Military veterans incarcerated after criminal convictions were improperly paid more than $100 million in federal benefits from 2008-2015, and a total of more than $300 will have been wasted by 2020 if improvements are not made.

Related: Thousands of Vets May Have Been Diagnosed With Brain Injuries They Don’t Have

In an audit of disability and pension benefits payments to vets behind bars by the Veterans Affairs Administration, the department’s Inspector General found that federal prisoners got almost $59.9 million in improper payments between 2008 and 2015. An additional $44 million in improper payments were made to vets in state and local penal institutions in just 2013 and 2014.

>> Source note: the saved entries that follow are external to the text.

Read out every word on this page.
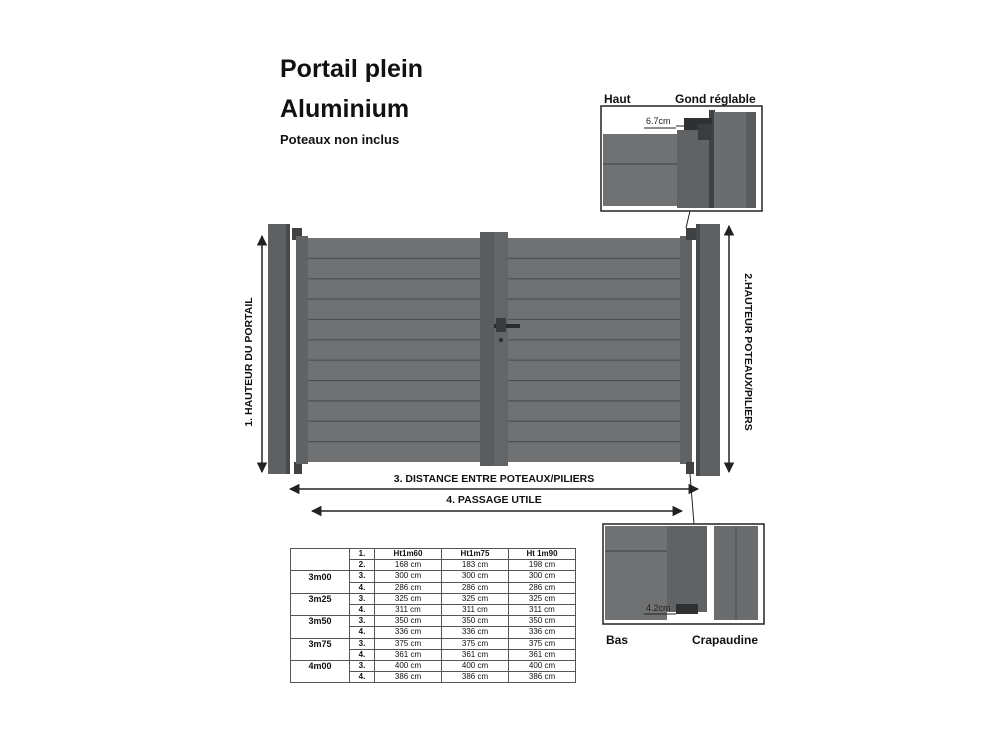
Portail plein
Aluminium
Poteaux non inclus
Haut	Gond réglable
Bas	Crapaudine
1. HAUTEUR DU PORTAIL	2.HAUTEUR POTEAUX/PILIERS
3. DISTANCE ENTRE POTEAUX/PILIERS
4. PASSAGE UTILE
6.7cm
4.2cm
	1.	Ht1m60	Ht1m75	Ht 1m90
	2.	168 cm	183 cm	198 cm
3m00	3.	300 cm	300 cm	300 cm
	4.	286 cm	286 cm	286 cm
3m25	3.	325 cm	325 cm	325 cm
	4.	311 cm	311 cm	311 cm
3m50	3.	350 cm	350 cm	350 cm
	4.	336 cm	336 cm	336 cm
3m75	3.	375 cm	375 cm	375 cm
	4.	361 cm	361 cm	361 cm
4m00	3.	400 cm	400 cm	400 cm
	4.	386 cm	386 cm	386 cm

According to the IG report, the VA is required to cut back on disability compensation and pension benefits to veterans who have been jailed for more than 60 days. It found that in more than 50 percent of federal cases, the VA regional offices and the unit that oversees pensions had failed to act.

Related: More than 125,000 U.S. Veterans of the Middle East Were Denied VA Benefits

The IG said that if its recommendations were not followed, the government would be on track to shell out over $200 million more in bogus payments between now and 2020.

In one example cited, a veteran was convicted of felony charges and sentenced to more than a dozen years in prison in April 2012. By October 2015, he had been overpaid $107,000.